Making your own Mario level is incredibly fun, but difficult to master

Today, I wrote my very own level of Super Mario Bros. at E3. Featuring a pyramid of goombas, several randomly placed pipes, a dozen mystery blocks in a row and countless coins scattered throughout, my creation was a jumbled mess; coming up with a cool world for Mario to navigate is a lot easier said than done. But it was mine.

In the first half of next year, Wii U owners will have the same opportunity thanks to a game called Mario Maker. It's Nintendo's first attempt at producing a level creator similar to LittleBigPlanet or Project Spark, and it tugged at my heartstrings. For a brief moment, I shared the same experience as a small group of video game designers: Armed with a Wii U GamePad and its included stylus, I placed enemies, pipes, platforms and other Mario obstacles anywhere I wanted. In my demo, I was allowed to choose between the original game's 8-bit style and the high-def style from the franchise's recent titles. And just to make sure my Mario genesis was actually playable, I was able to play through it in real time.

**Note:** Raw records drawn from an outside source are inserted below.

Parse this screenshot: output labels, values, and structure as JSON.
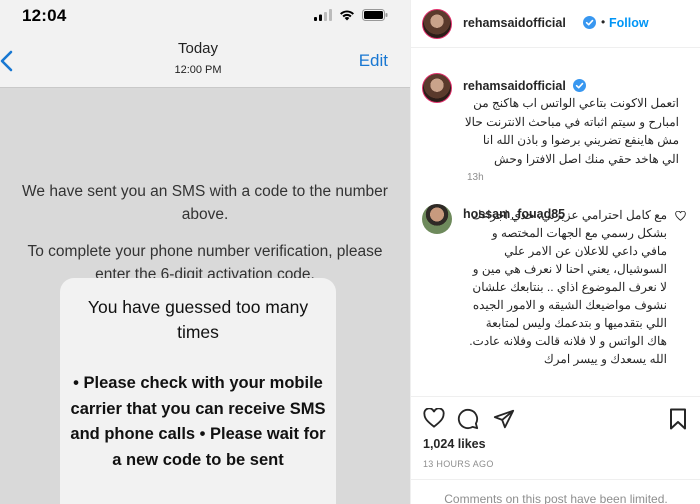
{
  "phone": {
    "status_time": "12:04",
    "nav": {
      "day": "Today",
      "time": "12:00 PM",
      "edit_label": "Edit"
    },
    "message1": "We have sent you an SMS with a code to the number above.",
    "message2": "To complete your phone number verification, please enter the 6-digit activation code.",
    "alert": {
      "title": "You have guessed too many times",
      "body": "• Please check with your mobile carrier that you can receive SMS and phone calls • Please wait for a new code to be sent"
    }
  },
  "instagram": {
    "header": {
      "username": "rehamsaidofficial",
      "dot": "•",
      "follow_label": "Follow"
    },
    "caption": {
      "username": "rehamsaidofficial",
      "text": "اتعمل الاكونت بتاعي الواتس اب هاكنج من امبارح و سيتم اثباته في مباحث الانترنت حالا مش هاينفع تضريني برضوا و باذن الله انا الي هاخد حقي منك اصل الافترا وحش",
      "time": "13h"
    },
    "comment": {
      "username": "hossam_fouad85",
      "text": "مع كامل احترامي عزيزتي، خدي اجراءك بشكل رسمي مع الجهات المختصه و مافي داعي للاعلان عن الامر علي السوشيال، يعني احنا لا نعرف هي مين و لا نعرف الموضوع اذاي .. بنتابعك علشان نشوف مواضيعك الشيقه و الامور الجيده اللي بتقدميها و بتدعمك وليس لمتابعة هاك الواتس و لا فلانه قالت وفلانه عادت. الله يسعدك و ييسر امرك"
    },
    "likes": "1,024 likes",
    "posted_ago": "13 HOURS AGO",
    "comments_limited": "Comments on this post have been limited."
  },
  "colors": {
    "accent": "#0095f6",
    "ios_blue": "#1877d2",
    "verified": "#3897f0"
  }
}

In edit mode, Mario Maker looks closer to a crude video editor or an early version of Photoshop than an actual game. Items, tiles and enemies line the top of the screen, while your current position in the world sits on the bottom. The mechanics are simple: Select an item from the top and then tap on the screen where you want to place it. If you plant a platform somewhere, you can then dictate which direction it moves in. (Reps told me that there's no way to adjust how far each platform travels, however.) You can add wings to goombas or turtles, and if you place an enemy in a pipe, that enemy will start popping out at regular intervals. Once you hit the Play button in the bottom-left corner, it transforms into a real game that you can actually play through. This is where the difficult part of the process began: Randomly placing items on a level is one thing, but making everything work well together and helping Mario get through it successfully is another.

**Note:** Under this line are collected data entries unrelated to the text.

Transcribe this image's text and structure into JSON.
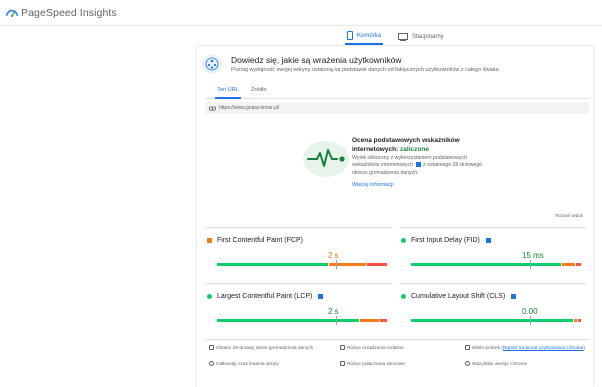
{
  "app": {
    "brand": "PageSpeed Insights"
  },
  "device_tabs": {
    "mobile": "Komórka",
    "desktop": "Stacjonarny"
  },
  "intro": {
    "title": "Dowiedz się, jakie są wrażenia użytkowników",
    "subtitle": "Poznaj wydajność swojej witryny ustaloną na podstawie danych od faktycznych użytkowników z całego świata."
  },
  "tabs": {
    "url": "Ten URL",
    "origin": "Źródło"
  },
  "url": "https://www.grupa-tense.pl/",
  "assessment": {
    "title": "Ocena podstawowych wskaźników internetowych:",
    "status": "zaliczone",
    "desc_part1": "Wynik obliczony z wykorzystaniem podstawowych wskaźników internetowych",
    "desc_part2": "z ostatniego 28-dniowego okresu gromadzenia danych.",
    "link": "Więcej informacji"
  },
  "expand_label": "Rozwiń widok",
  "metrics": {
    "fcp": {
      "name": "First Contentful Paint (FCP)",
      "value": "2 s",
      "value_color": "#e8710a",
      "status": "needs-improvement",
      "green_share": 0.66,
      "orange_share": 0.22,
      "red_share": 0.12,
      "marker": 0.7
    },
    "fid": {
      "name": "First Input Delay (FID)",
      "value": "15 ms",
      "value_color": "#188038",
      "status": "good",
      "green_share": 0.89,
      "orange_share": 0.08,
      "red_share": 0.03,
      "marker": 0.7
    },
    "lcp": {
      "name": "Largest Contentful Paint (LCP)",
      "value": "2 s",
      "value_color": "#188038",
      "status": "good",
      "green_share": 0.84,
      "orange_share": 0.12,
      "red_share": 0.04,
      "marker": 0.7
    },
    "cls": {
      "name": "Cumulative Layout Shift (CLS)",
      "value": "0.00",
      "value_color": "#188038",
      "status": "good",
      "green_share": 0.96,
      "orange_share": 0.02,
      "red_share": 0.02,
      "marker": 0.7
    }
  },
  "footer": {
    "period": "Ostatni 28-dniowy okres gromadzenia danych",
    "devices": "Różne urządzenia mobilne",
    "samples": "Wiele próbek (",
    "samples_link": "Raport na temat użytkowania Chrome",
    "samples_end": ")",
    "duration": "Całkowity czas trwania wizyty",
    "network": "Różne połączenia sieciowe",
    "chrome": "Wszystkie wersje Chrome"
  },
  "colors": {
    "accent": "#1a73e8",
    "good": "#0cce6b",
    "average": "#fa7b17",
    "poor": "#ff4e42"
  }
}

It took just a few minutes to create a simple level. Satisfied, I saved my masterpiece, but Nintendo hasn't given any specific details on exactly what I can do with it after this point. Reps suggest that there will be ways to share it with others. Hopefully this means you'll be able to upload levels and challenge family and friends. I'd also love to download curated playlists of custom-made levels to tide me over until the next Mario game comes out. The demo shown off at E3 is an early version of the game, which means there should be a lot more options and customizations to choose from when it's ready next year. Sadly, there was no option to create warp pipes, nor were there any underground or water levels. While there aren't many official answers yet, Nintendo has plenty of time to provide them before its general release.